Everything I write here is based on my little knowledge
cellArray
is second best as it only needs pointers for each array of 8 Bytes extra (ie, 100*8 bytes more).
This is not true. Each array has a "header" (a block of memory that specifies its type, size, etc.) The header in R2017a is 104 bytes (I think it's a little larger in the latest release). A cell array holds arrays, so the difference you see in your test with the 3D array:
26225600 - 26214400 = 11200
is
100 * (104 + 8) = 11200
The cell array is an array of pointers (8 bytes each) to arrays (104 bytes + whatever their data is).
For an image, which is a fairly large block of data, this 112 byte overhead is negligible. Other considerations, such as speed of access, become more important.
In MATLAB, two arrays can point to the same data. So doing something like
I = C{4};
doesn't create a copy of the array at C{4}
, instead the array I
references it. But if you use a 3D array, then:
I = A(:,:,4);
does make a copy because I
cannot reference a subset of another array, it must reference the whole thing.
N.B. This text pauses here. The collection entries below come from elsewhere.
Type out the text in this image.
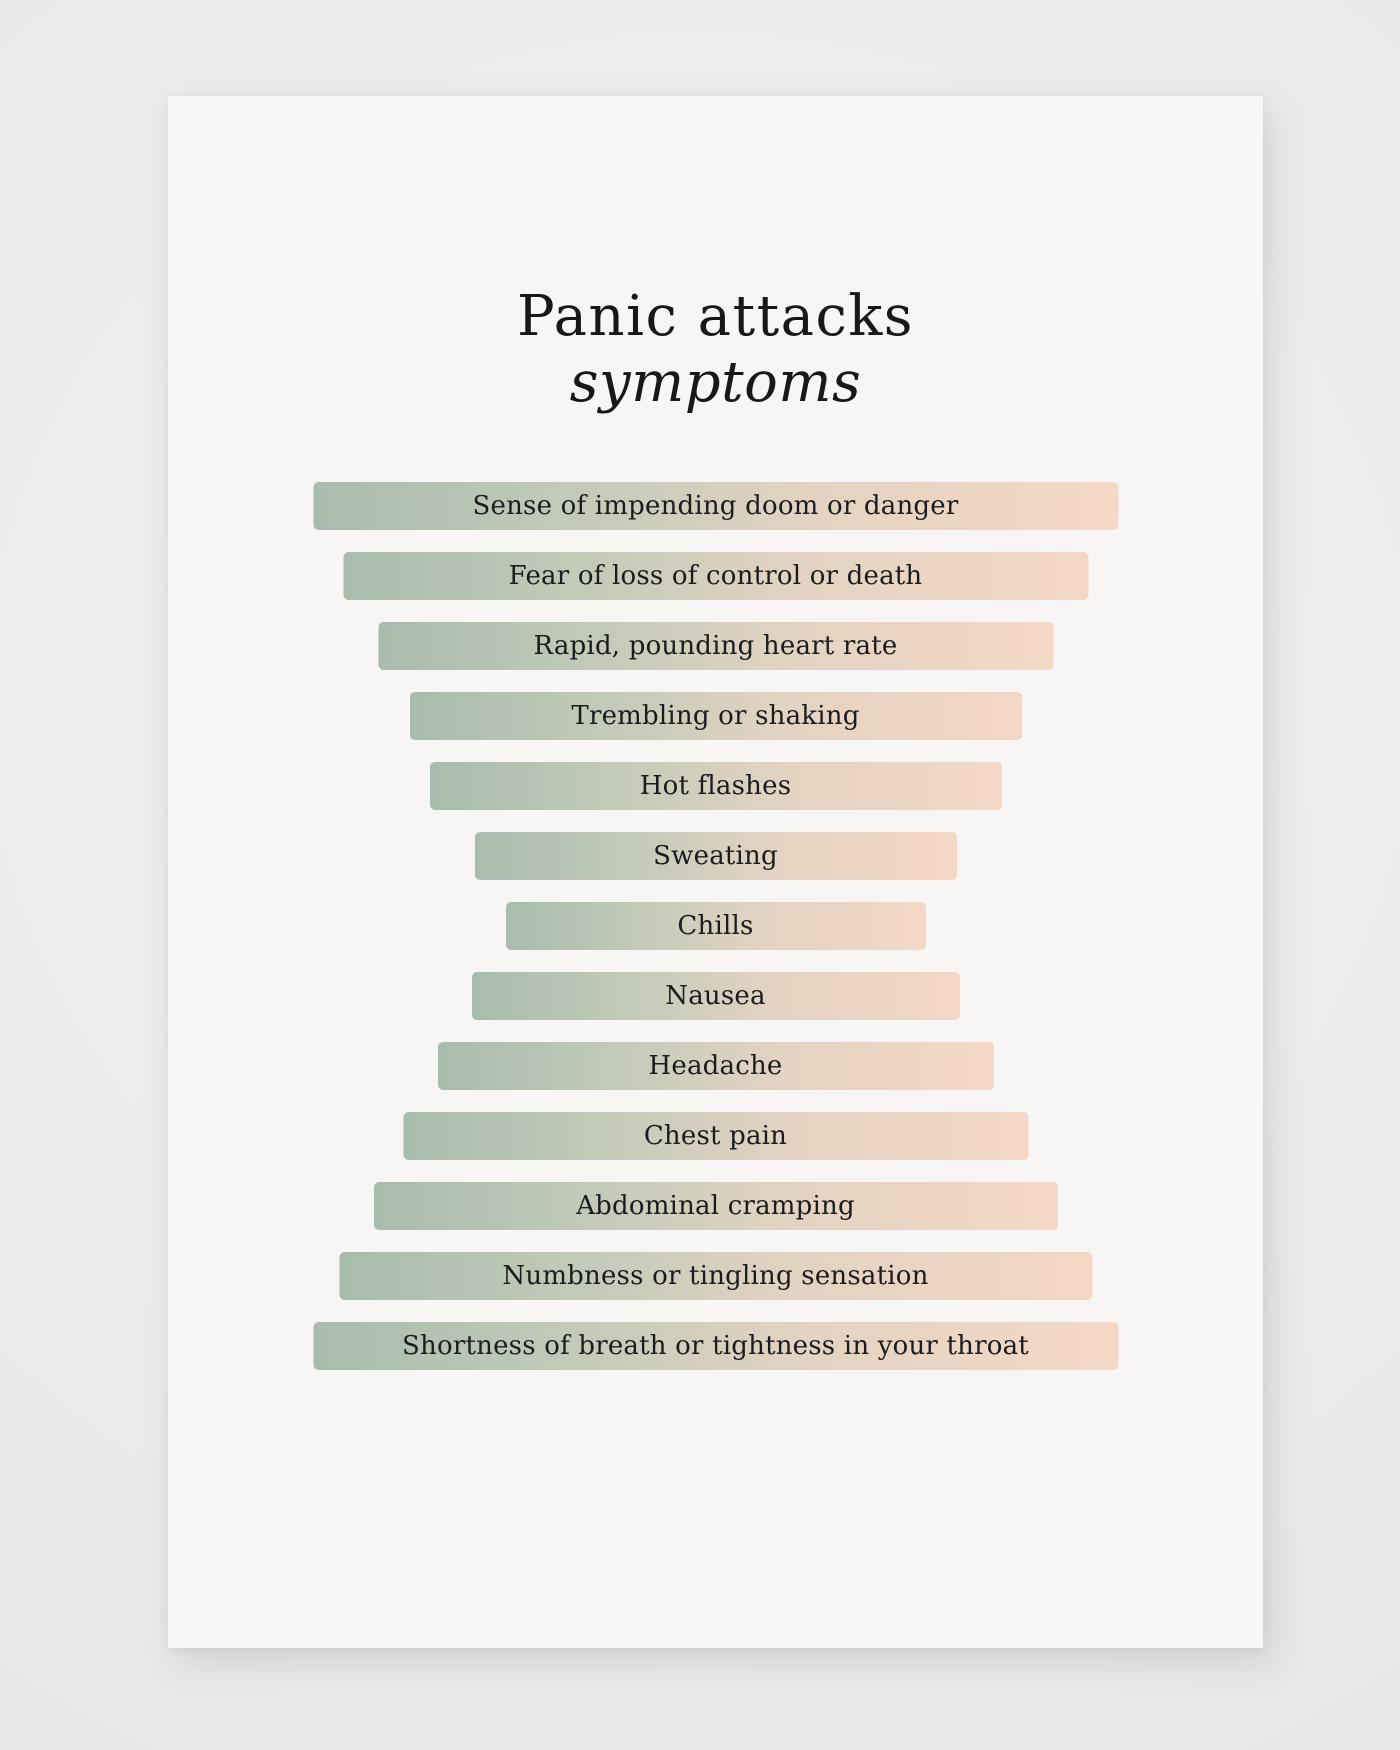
Panic attacks
symptoms
Sense of impending doom or danger
Fear of loss of control or death
Rapid, pounding heart rate
Trembling or shaking
Hot flashes
Sweating
Chills
Nausea
Headache
Chest pain
Abdominal cramping
Numbness or tingling sensation
Shortness of breath or tightness in your throat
Thus, using a 3D array, processing individual images requires a lot of copying back and forth of pixel data, which would not be necessary in a cell array.
A struct array is not a relevant data structure here, it would be equivalent to the cell array, except the indexing is more complicated (I don't know if this translates to runtime increase or not). That is, S(4).Image
is more involved than C{4}
. However, if you want to store additional information for each image, a struct array could be useful.
As you noticed, the struct array is only 64 bytes larger than the cell array. This stores the field name Image
. Again, not really worth while worrying about this amount of memory.
Here is a short summary of other ways to handle data in MATLAB, none of which seem reasonable to me:
Custom object type: here you are still dealing with normal arrays underneath, so there is no advantage or disadvantage here. These types are nice if you want to add methods specific to your images, but don't change the way memory is handled. They do seem to add some time overhead.
Use tall arrays, suitable for very large data that doesn't fit in memory, but I don't think anybody would consider doing image analysis with such an array.
Use memory-mapped files, useful to speed up file access, but doesn't really help in this case.
Talk to Java or Python from MATLAB, and have them do the memory handling. But then you might as well skip MATLAB altogether and go to a different environment.
So I really think that the two meaningful options for handling multiple images are either a cell array (or other heterogeneous container such as a struct or custom object), or a 3D array. I would not consider anything else.
In summary: Use a cell array.